Doch unabhängig der Kreditbewilligung wird es angesichts der Inflation für immer mehr Menschen schwierig, sich die Kreditraten leisten zu können. Dem stimmt auch Jägersberger zu. Die steigenden Zinsen würden derzeit viele Interessenten letztlich abhalten, tatsächlich ein Haus zu bauen – aus Angst, die monatlichen Vorschreibungen nicht leisten zu können – erst recht, sollten die Zinsen weiter steigen.

Einfamilienhaus
Pixabay/13902
Über den Traum vom eigenen Haus trauen sich angesichts steigender Kosten und erschwerter Kredite immer weniger Menschen

Auch Eigentumskäufe deutlich rückläufig

Mit der Kritik steht Jägersberger nicht alleine da und sie betrifft nicht nur den Hausbau, sondern auch den Erwerb von Eigentum.
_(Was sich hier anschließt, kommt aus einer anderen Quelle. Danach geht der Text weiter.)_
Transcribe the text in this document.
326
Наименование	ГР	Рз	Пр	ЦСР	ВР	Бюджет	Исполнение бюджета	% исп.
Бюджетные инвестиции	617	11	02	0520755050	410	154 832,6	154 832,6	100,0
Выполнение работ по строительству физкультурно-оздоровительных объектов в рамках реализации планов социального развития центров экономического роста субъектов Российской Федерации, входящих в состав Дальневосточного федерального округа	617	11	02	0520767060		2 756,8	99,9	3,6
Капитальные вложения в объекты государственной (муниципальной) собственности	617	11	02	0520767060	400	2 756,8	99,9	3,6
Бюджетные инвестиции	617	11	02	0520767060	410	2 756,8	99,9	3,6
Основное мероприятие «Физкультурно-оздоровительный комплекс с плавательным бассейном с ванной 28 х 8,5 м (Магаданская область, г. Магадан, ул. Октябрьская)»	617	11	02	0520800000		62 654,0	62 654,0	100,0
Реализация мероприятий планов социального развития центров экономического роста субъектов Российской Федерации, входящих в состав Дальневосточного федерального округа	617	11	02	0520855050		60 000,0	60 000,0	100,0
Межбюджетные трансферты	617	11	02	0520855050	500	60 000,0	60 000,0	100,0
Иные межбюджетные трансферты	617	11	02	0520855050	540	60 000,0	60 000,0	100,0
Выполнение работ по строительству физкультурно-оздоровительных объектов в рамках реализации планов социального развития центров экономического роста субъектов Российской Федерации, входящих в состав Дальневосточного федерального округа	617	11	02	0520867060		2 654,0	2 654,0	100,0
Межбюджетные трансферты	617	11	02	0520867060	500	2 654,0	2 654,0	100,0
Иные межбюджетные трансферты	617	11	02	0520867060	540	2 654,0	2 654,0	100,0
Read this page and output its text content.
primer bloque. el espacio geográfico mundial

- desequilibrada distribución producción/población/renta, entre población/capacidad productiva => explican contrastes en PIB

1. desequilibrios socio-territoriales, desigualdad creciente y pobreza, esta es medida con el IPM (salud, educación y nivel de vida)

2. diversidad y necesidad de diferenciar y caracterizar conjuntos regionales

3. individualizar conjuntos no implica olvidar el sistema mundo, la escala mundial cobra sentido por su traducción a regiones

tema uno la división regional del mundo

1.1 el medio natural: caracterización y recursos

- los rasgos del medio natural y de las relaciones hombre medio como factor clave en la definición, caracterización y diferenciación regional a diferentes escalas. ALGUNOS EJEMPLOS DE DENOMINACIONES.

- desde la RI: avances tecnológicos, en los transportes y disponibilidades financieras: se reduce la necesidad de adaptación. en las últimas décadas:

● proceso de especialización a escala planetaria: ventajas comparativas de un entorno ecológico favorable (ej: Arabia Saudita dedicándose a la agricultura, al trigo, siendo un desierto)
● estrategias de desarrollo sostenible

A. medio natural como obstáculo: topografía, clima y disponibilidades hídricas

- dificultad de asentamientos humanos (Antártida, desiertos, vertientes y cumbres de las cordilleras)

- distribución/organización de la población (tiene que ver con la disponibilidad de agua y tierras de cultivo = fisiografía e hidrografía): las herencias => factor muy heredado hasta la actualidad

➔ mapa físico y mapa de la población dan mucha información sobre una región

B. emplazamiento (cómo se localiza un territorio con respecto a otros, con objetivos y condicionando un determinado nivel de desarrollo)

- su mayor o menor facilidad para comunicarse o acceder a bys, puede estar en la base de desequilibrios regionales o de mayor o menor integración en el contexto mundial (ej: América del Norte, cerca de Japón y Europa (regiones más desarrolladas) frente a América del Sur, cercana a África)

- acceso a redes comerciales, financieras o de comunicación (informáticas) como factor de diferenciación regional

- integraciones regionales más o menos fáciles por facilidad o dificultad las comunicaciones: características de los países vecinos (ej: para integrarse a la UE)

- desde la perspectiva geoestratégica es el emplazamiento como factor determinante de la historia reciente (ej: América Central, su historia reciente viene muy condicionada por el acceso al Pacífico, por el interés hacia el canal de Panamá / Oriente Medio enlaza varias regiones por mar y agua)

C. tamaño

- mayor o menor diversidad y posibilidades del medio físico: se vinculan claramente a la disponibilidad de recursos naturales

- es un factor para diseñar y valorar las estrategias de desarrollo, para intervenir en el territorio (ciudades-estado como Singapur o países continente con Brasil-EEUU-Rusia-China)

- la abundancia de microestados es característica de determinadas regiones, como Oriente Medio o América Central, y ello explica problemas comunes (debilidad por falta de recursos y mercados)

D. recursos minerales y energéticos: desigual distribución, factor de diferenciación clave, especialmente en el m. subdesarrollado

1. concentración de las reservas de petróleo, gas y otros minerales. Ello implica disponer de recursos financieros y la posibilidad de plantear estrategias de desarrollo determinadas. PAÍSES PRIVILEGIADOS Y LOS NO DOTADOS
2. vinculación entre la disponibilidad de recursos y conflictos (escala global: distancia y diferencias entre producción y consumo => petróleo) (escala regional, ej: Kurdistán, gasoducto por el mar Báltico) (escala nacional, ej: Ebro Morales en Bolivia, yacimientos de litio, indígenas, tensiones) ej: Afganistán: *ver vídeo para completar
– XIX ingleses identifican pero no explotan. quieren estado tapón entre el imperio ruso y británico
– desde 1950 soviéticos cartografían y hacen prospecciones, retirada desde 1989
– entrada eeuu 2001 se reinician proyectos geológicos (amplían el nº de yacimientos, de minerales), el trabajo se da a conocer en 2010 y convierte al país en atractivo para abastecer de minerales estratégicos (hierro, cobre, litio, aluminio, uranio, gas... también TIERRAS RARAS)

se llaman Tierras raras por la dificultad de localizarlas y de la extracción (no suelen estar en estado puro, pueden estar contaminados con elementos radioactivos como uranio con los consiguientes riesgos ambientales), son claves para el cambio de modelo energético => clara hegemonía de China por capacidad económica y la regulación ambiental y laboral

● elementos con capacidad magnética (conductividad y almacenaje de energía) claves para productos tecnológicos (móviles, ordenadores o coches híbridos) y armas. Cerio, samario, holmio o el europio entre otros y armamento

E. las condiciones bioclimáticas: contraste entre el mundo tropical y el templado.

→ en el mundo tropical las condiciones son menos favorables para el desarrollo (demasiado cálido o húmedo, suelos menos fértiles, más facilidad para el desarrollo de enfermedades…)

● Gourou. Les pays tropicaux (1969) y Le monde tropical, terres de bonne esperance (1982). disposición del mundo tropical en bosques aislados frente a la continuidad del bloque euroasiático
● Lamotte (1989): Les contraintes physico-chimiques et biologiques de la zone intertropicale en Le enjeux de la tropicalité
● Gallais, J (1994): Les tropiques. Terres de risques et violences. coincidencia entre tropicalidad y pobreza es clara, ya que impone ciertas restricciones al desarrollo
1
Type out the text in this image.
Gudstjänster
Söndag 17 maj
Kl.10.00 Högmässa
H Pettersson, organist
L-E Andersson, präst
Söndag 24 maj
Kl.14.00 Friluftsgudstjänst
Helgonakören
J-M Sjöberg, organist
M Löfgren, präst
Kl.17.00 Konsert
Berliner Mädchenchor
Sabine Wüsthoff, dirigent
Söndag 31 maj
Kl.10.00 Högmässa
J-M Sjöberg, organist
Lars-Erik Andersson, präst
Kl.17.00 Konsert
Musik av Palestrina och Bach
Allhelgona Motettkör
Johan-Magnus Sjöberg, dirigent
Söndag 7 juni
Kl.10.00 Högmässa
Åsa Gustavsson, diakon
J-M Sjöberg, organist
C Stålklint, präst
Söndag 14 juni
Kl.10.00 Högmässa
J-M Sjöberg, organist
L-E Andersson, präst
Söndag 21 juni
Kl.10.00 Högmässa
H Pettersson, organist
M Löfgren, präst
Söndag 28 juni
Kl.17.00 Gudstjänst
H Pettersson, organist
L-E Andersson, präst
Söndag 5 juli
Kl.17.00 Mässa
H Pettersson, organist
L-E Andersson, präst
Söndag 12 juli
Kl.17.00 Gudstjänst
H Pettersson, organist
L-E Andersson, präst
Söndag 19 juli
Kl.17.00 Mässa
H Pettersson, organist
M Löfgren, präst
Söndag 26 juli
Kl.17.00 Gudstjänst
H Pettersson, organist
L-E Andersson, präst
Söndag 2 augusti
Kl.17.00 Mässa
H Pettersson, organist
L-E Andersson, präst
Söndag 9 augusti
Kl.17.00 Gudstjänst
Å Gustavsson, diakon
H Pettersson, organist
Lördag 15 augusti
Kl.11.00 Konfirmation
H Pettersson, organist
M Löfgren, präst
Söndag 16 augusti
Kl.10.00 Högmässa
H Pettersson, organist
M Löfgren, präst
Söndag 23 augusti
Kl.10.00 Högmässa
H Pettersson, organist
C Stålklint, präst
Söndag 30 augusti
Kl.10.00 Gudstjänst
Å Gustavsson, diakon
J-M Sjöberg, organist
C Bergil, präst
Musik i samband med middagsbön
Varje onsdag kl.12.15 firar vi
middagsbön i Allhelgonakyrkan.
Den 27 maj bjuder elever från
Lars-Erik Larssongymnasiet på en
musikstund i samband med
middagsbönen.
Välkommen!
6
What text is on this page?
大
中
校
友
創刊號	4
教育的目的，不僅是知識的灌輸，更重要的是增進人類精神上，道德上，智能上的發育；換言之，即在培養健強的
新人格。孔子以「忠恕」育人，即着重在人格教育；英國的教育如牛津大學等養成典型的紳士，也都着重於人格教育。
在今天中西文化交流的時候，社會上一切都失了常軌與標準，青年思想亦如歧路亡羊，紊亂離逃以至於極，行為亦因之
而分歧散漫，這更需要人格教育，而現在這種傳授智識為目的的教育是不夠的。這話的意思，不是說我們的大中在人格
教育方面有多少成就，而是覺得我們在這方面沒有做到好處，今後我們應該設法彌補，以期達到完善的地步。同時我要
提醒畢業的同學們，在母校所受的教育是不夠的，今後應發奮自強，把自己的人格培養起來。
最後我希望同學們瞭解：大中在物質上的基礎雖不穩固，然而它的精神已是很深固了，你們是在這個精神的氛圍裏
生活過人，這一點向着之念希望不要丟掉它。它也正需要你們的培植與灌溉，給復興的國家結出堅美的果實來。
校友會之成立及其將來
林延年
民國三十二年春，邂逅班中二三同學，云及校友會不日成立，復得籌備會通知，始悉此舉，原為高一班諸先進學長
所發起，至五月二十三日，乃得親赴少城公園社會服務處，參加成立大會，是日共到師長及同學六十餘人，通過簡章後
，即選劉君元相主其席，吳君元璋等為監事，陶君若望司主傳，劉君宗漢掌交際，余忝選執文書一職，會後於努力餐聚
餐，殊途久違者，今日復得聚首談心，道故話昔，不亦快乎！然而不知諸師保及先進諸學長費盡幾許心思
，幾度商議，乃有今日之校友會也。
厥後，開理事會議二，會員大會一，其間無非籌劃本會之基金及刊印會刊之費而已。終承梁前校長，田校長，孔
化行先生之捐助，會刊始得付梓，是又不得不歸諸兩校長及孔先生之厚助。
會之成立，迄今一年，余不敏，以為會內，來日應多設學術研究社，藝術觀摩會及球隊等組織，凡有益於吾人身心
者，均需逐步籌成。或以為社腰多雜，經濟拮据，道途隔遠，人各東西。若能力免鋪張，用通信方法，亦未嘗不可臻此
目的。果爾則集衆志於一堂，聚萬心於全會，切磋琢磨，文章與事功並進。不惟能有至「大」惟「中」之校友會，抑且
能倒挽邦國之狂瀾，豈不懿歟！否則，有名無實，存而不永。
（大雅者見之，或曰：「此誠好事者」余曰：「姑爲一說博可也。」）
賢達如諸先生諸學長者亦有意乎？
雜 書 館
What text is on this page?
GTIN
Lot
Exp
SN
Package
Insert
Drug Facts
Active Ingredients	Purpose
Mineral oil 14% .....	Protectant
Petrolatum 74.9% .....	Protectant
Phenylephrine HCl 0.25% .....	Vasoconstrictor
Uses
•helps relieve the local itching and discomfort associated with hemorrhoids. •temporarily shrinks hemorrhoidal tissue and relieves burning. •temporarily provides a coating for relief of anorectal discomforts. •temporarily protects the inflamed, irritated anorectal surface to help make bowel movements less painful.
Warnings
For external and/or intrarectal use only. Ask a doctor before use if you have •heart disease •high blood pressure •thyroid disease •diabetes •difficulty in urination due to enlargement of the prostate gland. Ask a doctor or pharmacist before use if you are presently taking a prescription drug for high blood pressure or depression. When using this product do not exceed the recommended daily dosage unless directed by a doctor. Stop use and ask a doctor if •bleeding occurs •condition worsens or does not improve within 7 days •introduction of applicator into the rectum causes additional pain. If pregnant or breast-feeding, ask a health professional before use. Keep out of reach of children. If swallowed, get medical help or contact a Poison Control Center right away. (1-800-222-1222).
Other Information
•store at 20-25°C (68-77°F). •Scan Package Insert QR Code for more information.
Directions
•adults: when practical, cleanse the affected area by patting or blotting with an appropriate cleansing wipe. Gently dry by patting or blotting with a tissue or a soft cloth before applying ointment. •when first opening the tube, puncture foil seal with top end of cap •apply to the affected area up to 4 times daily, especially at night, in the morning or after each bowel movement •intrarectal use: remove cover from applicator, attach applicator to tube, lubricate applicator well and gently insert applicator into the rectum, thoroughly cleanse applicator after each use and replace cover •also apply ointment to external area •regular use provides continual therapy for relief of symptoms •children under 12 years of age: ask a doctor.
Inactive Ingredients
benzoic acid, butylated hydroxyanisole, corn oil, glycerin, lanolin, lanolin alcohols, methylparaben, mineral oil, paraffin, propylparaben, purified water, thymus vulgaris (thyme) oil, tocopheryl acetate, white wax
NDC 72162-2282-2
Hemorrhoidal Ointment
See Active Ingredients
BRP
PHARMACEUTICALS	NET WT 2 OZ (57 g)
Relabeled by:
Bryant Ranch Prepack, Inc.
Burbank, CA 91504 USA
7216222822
Zuletzt verwies etwa Gerald Gollenz, Obmann der Immobilientreuhänder in der Wirtschaftskammer Österreich (WKÖ), auf die österreichweit rückläufigen Immobilienkäufe, die im Vorjahr laut Grundbuch um rund 20.000 auf etwa 140.000 zurückgingen. Heuer sei die Nachfrage um 11,2 Prozent gesunken, bei den Preisen sehe man einen Rückgang um 6,8 Prozent – dabei sei das Angebot am Immobilienmarkt um 7,6 Prozent gestiegen.

Auch Gollenz plädiert dafür, dass sich vor allem bei den Rahmenbedingungen für die Kredite einiges ändern müsse. „Wer Anfang 2022 einen Kredit über 300.000 Euro mit 25 Jahren Laufzeit und variablen Zinsen aufgenommen habe, zahlte 1.030 Euro monatlich, jetzt sind es 1.625 Euro“, rechnete Gollenz das Problem vieler Eigenheim-Besitzer vor.

Hintergrund der Verschärfungen war es, Banken vor zu großen Risiken zu schützen, daher wurde die Kreditinstitute-Immobilienfinanzierungsmaßnahmen-Verordnung (KIM-Verordnung) erlassen: Demnach dürfen nur maximal 90 Prozent des Schätzwertes einer Immobilie beliehen werden. Wobei die Rückzahlung maximal 40 Prozent des Haushaltsnettoeinkommens ausmachen dürfe. Die Laufzeit ist mit maximal 35 Jahren begrenzt. Bei 20 Prozent der Kredite dürften die Kriterien großzügiger ausgelegt werden.